I’ve often admired photos of thin chocolate-dipped orange peel strips, but those delicate pieces don’t satisfy me. A chocolate bark feels sturdier and less fussy while still delivering all the flavor. Fair warning: this bark is for true bittersweet fans—the orange flavor is concentrated and bold.

If you prefer to keep the peel raw, you can dehydrate it instead of using the oven. That approach preserves raw-food status and still yields a crisp, fragrant peel.
For this recipe I used a 90% dark chocolate bar I had on hand. To keep the bark free from refined sugar, choose a coconut-sweetened or raw chocolate bar, or make your own chocolate base. Homemade options may be softer than tempered commercial chocolate, so store them refrigerated if needed. You can adapt your chosen chocolate to taste and texture preferences.

Dark Chocolate with Orange Peel
A grown-up treat for those who love chocolate and orange: a delicately balanced, bittersweet dark chocolate bark topped with crisp, natural orange peel. Gluten-free and vegan.
- Author: Audrey @ Unconventional Baker
- Prep Time: 25 minutes
- Cook Time: 1 hour
- Total Time: 1 hour 25 minutes
- Yield: 8–10 pieces of bark
- Category: Candy
- Cuisine: Dessert
Ingredients
- 1 orange (you will only use the peel)
- 1 dark chocolate bar of your choice (see notes above for refined-sugar-free alternatives)
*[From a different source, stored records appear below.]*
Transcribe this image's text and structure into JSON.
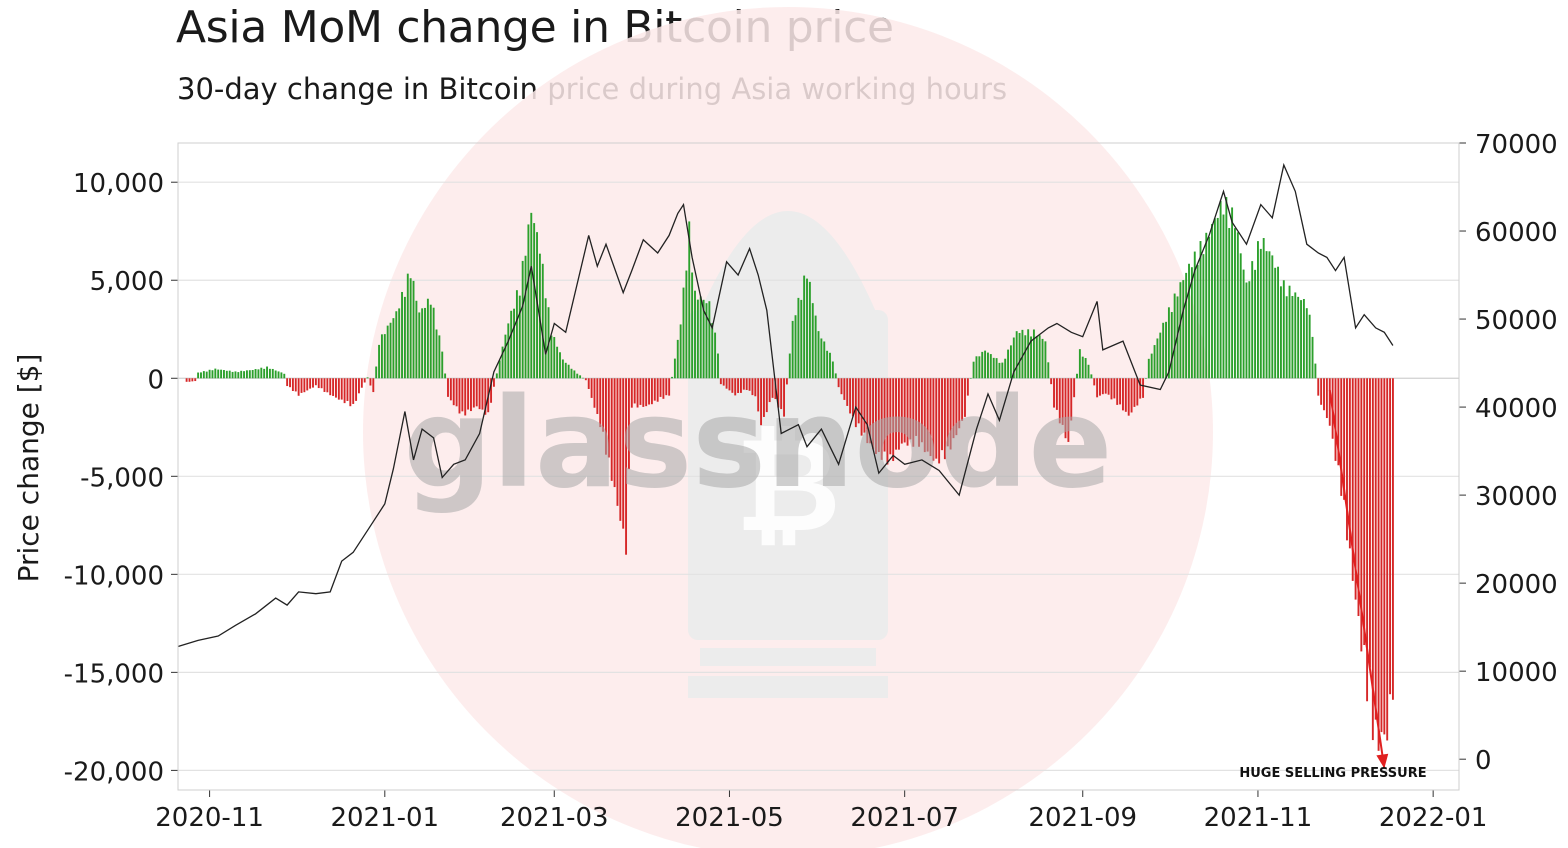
{
  "title": "Asia MoM change in Bitcoin price",
  "subtitle": "30-day change in Bitcoin price during Asia working hours",
  "watermark": {
    "text": "glassnode"
  },
  "chart_data": {
    "type": "bar",
    "ylabel": "Price change [$]",
    "x_ticks": [
      "2020-11",
      "2021-01",
      "2021-03",
      "2021-05",
      "2021-07",
      "2021-09",
      "2021-11",
      "2022-01"
    ],
    "y_ticks": [
      "10,000",
      "5,000",
      "0",
      "-5,000",
      "-10,000",
      "-15,000",
      "-20,000"
    ],
    "y2_ticks": [
      "70000",
      "60000",
      "50000",
      "40000",
      "30000",
      "20000",
      "10000",
      "0"
    ],
    "ylim": [
      -21000,
      12000
    ],
    "y2lim": [
      -3500,
      70000
    ],
    "xlim": [
      "2020-10-21",
      "2022-01-10"
    ],
    "grid": true,
    "colors": {
      "positive": "#2ca02c",
      "negative": "#d62728",
      "price": "#222222",
      "annotation": "#e02020"
    },
    "annotation": {
      "text": "HUGE SELLING PRESSURE",
      "arrow_from": [
        "2021-11-26",
        -600
      ],
      "arrow_to": [
        "2021-12-15",
        -19900
      ]
    },
    "bar_anchors": [
      [
        "2020-10-24",
        -200
      ],
      [
        "2020-10-27",
        -150
      ],
      [
        "2020-10-28",
        300
      ],
      [
        "2020-11-03",
        500
      ],
      [
        "2020-11-10",
        350
      ],
      [
        "2020-11-16",
        450
      ],
      [
        "2020-11-21",
        600
      ],
      [
        "2020-11-27",
        250
      ],
      [
        "2020-11-28",
        -400
      ],
      [
        "2020-12-02",
        -900
      ],
      [
        "2020-12-08",
        -400
      ],
      [
        "2020-12-12",
        -800
      ],
      [
        "2020-12-17",
        -1200
      ],
      [
        "2020-12-21",
        -1500
      ],
      [
        "2020-12-24",
        -500
      ],
      [
        "2020-12-26",
        50
      ],
      [
        "2020-12-28",
        -800
      ],
      [
        "2020-12-30",
        2000
      ],
      [
        "2021-01-05",
        3500
      ],
      [
        "2021-01-10",
        5800
      ],
      [
        "2021-01-13",
        3500
      ],
      [
        "2021-01-17",
        4300
      ],
      [
        "2021-01-21",
        1500
      ],
      [
        "2021-01-23",
        -1000
      ],
      [
        "2021-01-28",
        -2000
      ],
      [
        "2021-02-02",
        -1500
      ],
      [
        "2021-02-06",
        -2000
      ],
      [
        "2021-02-10",
        1000
      ],
      [
        "2021-02-13",
        3000
      ],
      [
        "2021-02-17",
        5000
      ],
      [
        "2021-02-21",
        9000
      ],
      [
        "2021-02-24",
        7000
      ],
      [
        "2021-02-28",
        2500
      ],
      [
        "2021-03-04",
        1000
      ],
      [
        "2021-03-08",
        400
      ],
      [
        "2021-03-12",
        -100
      ],
      [
        "2021-03-17",
        -2500
      ],
      [
        "2021-03-22",
        -6000
      ],
      [
        "2021-03-26",
        -9100
      ],
      [
        "2021-03-28",
        -1500
      ],
      [
        "2021-04-02",
        -1500
      ],
      [
        "2021-04-06",
        -1200
      ],
      [
        "2021-04-10",
        -900
      ],
      [
        "2021-04-14",
        3000
      ],
      [
        "2021-04-17",
        8000
      ],
      [
        "2021-04-19",
        4500
      ],
      [
        "2021-04-24",
        4000
      ],
      [
        "2021-04-27",
        1500
      ],
      [
        "2021-04-28",
        -300
      ],
      [
        "2021-05-03",
        -900
      ],
      [
        "2021-05-07",
        -600
      ],
      [
        "2021-05-10",
        -1000
      ],
      [
        "2021-05-12",
        -2500
      ],
      [
        "2021-05-16",
        -1000
      ],
      [
        "2021-05-20",
        -2000
      ],
      [
        "2021-05-23",
        3000
      ],
      [
        "2021-05-28",
        5800
      ],
      [
        "2021-06-01",
        2500
      ],
      [
        "2021-06-06",
        1000
      ],
      [
        "2021-06-08",
        -500
      ],
      [
        "2021-06-14",
        -2500
      ],
      [
        "2021-06-21",
        -4000
      ],
      [
        "2021-06-26",
        -4500
      ],
      [
        "2021-06-30",
        -3500
      ],
      [
        "2021-07-06",
        -3500
      ],
      [
        "2021-07-12",
        -4500
      ],
      [
        "2021-07-16",
        -4000
      ],
      [
        "2021-07-22",
        -2000
      ],
      [
        "2021-07-25",
        1000
      ],
      [
        "2021-07-29",
        1500
      ],
      [
        "2021-08-04",
        800
      ],
      [
        "2021-08-09",
        2500
      ],
      [
        "2021-08-15",
        2500
      ],
      [
        "2021-08-19",
        2000
      ],
      [
        "2021-08-22",
        -1500
      ],
      [
        "2021-08-27",
        -3500
      ],
      [
        "2021-08-31",
        1500
      ],
      [
        "2021-09-03",
        800
      ],
      [
        "2021-09-06",
        -1000
      ],
      [
        "2021-09-09",
        -800
      ],
      [
        "2021-09-14",
        -1500
      ],
      [
        "2021-09-17",
        -2000
      ],
      [
        "2021-09-22",
        -1000
      ],
      [
        "2021-09-24",
        1000
      ],
      [
        "2021-09-28",
        2500
      ],
      [
        "2021-10-02",
        4000
      ],
      [
        "2021-10-08",
        6000
      ],
      [
        "2021-10-14",
        7500
      ],
      [
        "2021-10-20",
        9500
      ],
      [
        "2021-10-24",
        8500
      ],
      [
        "2021-10-28",
        5000
      ],
      [
        "2021-11-02",
        7500
      ],
      [
        "2021-11-06",
        6500
      ],
      [
        "2021-11-10",
        5000
      ],
      [
        "2021-11-14",
        4500
      ],
      [
        "2021-11-18",
        4000
      ],
      [
        "2021-11-20",
        2500
      ],
      [
        "2021-11-22",
        -1000
      ],
      [
        "2021-11-26",
        -2500
      ],
      [
        "2021-11-30",
        -6000
      ],
      [
        "2021-12-03",
        -9500
      ],
      [
        "2021-12-06",
        -13000
      ],
      [
        "2021-12-09",
        -16500
      ],
      [
        "2021-12-12",
        -19500
      ],
      [
        "2021-12-16",
        -19000
      ],
      [
        "2021-12-18",
        -16500
      ]
    ],
    "price": [
      [
        "2020-10-21",
        12800
      ],
      [
        "2020-10-28",
        13500
      ],
      [
        "2020-11-04",
        14000
      ],
      [
        "2020-11-10",
        15200
      ],
      [
        "2020-11-17",
        16500
      ],
      [
        "2020-11-24",
        18300
      ],
      [
        "2020-11-28",
        17500
      ],
      [
        "2020-12-02",
        19000
      ],
      [
        "2020-12-08",
        18800
      ],
      [
        "2020-12-13",
        19000
      ],
      [
        "2020-12-17",
        22500
      ],
      [
        "2020-12-21",
        23500
      ],
      [
        "2020-12-26",
        26000
      ],
      [
        "2021-01-01",
        29000
      ],
      [
        "2021-01-04",
        33000
      ],
      [
        "2021-01-08",
        39500
      ],
      [
        "2021-01-11",
        34000
      ],
      [
        "2021-01-14",
        37500
      ],
      [
        "2021-01-18",
        36500
      ],
      [
        "2021-01-21",
        32000
      ],
      [
        "2021-01-25",
        33500
      ],
      [
        "2021-01-29",
        34000
      ],
      [
        "2021-02-03",
        37000
      ],
      [
        "2021-02-08",
        44000
      ],
      [
        "2021-02-13",
        47500
      ],
      [
        "2021-02-18",
        51500
      ],
      [
        "2021-02-21",
        56000
      ],
      [
        "2021-02-26",
        46000
      ],
      [
        "2021-03-01",
        49500
      ],
      [
        "2021-03-05",
        48500
      ],
      [
        "2021-03-13",
        59500
      ],
      [
        "2021-03-16",
        56000
      ],
      [
        "2021-03-19",
        58500
      ],
      [
        "2021-03-25",
        53000
      ],
      [
        "2021-03-28",
        55500
      ],
      [
        "2021-04-01",
        59000
      ],
      [
        "2021-04-06",
        57500
      ],
      [
        "2021-04-10",
        59500
      ],
      [
        "2021-04-13",
        62000
      ],
      [
        "2021-04-15",
        63000
      ],
      [
        "2021-04-18",
        57000
      ],
      [
        "2021-04-22",
        51000
      ],
      [
        "2021-04-25",
        49000
      ],
      [
        "2021-04-30",
        56500
      ],
      [
        "2021-05-04",
        55000
      ],
      [
        "2021-05-08",
        58000
      ],
      [
        "2021-05-11",
        55000
      ],
      [
        "2021-05-14",
        51000
      ],
      [
        "2021-05-19",
        37000
      ],
      [
        "2021-05-22",
        37500
      ],
      [
        "2021-05-25",
        38000
      ],
      [
        "2021-05-28",
        35500
      ],
      [
        "2021-06-02",
        37500
      ],
      [
        "2021-06-08",
        33500
      ],
      [
        "2021-06-14",
        40000
      ],
      [
        "2021-06-18",
        38000
      ],
      [
        "2021-06-22",
        32500
      ],
      [
        "2021-06-27",
        34500
      ],
      [
        "2021-07-01",
        33500
      ],
      [
        "2021-07-07",
        34000
      ],
      [
        "2021-07-13",
        32800
      ],
      [
        "2021-07-20",
        30000
      ],
      [
        "2021-07-26",
        37500
      ],
      [
        "2021-07-30",
        41500
      ],
      [
        "2021-08-03",
        38500
      ],
      [
        "2021-08-08",
        44000
      ],
      [
        "2021-08-14",
        47500
      ],
      [
        "2021-08-20",
        49000
      ],
      [
        "2021-08-23",
        49500
      ],
      [
        "2021-08-28",
        48500
      ],
      [
        "2021-09-01",
        48000
      ],
      [
        "2021-09-06",
        52000
      ],
      [
        "2021-09-08",
        46500
      ],
      [
        "2021-09-15",
        47500
      ],
      [
        "2021-09-21",
        42500
      ],
      [
        "2021-09-28",
        42000
      ],
      [
        "2021-10-01",
        44000
      ],
      [
        "2021-10-06",
        51000
      ],
      [
        "2021-10-10",
        55500
      ],
      [
        "2021-10-15",
        59500
      ],
      [
        "2021-10-20",
        64500
      ],
      [
        "2021-10-23",
        61000
      ],
      [
        "2021-10-28",
        58500
      ],
      [
        "2021-11-02",
        63000
      ],
      [
        "2021-11-06",
        61500
      ],
      [
        "2021-11-10",
        67500
      ],
      [
        "2021-11-14",
        64500
      ],
      [
        "2021-11-18",
        58500
      ],
      [
        "2021-11-22",
        57500
      ],
      [
        "2021-11-25",
        57000
      ],
      [
        "2021-11-28",
        55500
      ],
      [
        "2021-12-01",
        57000
      ],
      [
        "2021-12-05",
        49000
      ],
      [
        "2021-12-08",
        50500
      ],
      [
        "2021-12-12",
        49000
      ],
      [
        "2021-12-15",
        48500
      ],
      [
        "2021-12-18",
        47000
      ]
    ]
  }
}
- Optional: 3 tablespoons sliced blanched almonds (or unsweetened shredded coconut / coconut chips for a nut-free option)
Instructions
- Preheat the oven to 350°F (175°C). Line a small cookie sheet or baking dish with parchment paper and set aside.
- Use a vegetable peeler or a small knife to remove the orange peel in medium-thin strips, avoiding too much of the white pith. Lay the peels flat on a cutting board and slice them into long, thin strips about 1/8″ wide. Spread the strips on the prepared baking sheet and bake for 40 minutes to 1 hour, watching closely. The peel should become crispy and begin to brown around the edges; times vary with thickness and oven temperature. Remove from the oven and cool completely on a rack. If the peels are still leathery, return them to the oven until crunchy. Alternatively, dehydrate the peels overnight in a dehydrator.
- When cool, break the dried peel into small pieces by hand and set aside.
- Melt the chocolate in a double boiler or gently over simmering water. Prepare a small metal tray or cookie sheet lined with parchment paper at room temperature. Pour the melted chocolate onto the parchment and spread it into a thin, even layer using the back of a spoon or an offset spatula. Sprinkle the broken orange peel pieces and almond slices or coconut if using.
- Place the tray in the refrigerator for about 20 minutes to set. Once the chocolate is firm, break it into shards and enjoy. If you used tempered commercial chocolate, the bark will keep well at room temperature; homemade or raw chocolate bases will benefit from refrigeration or freezing to maintain crispness.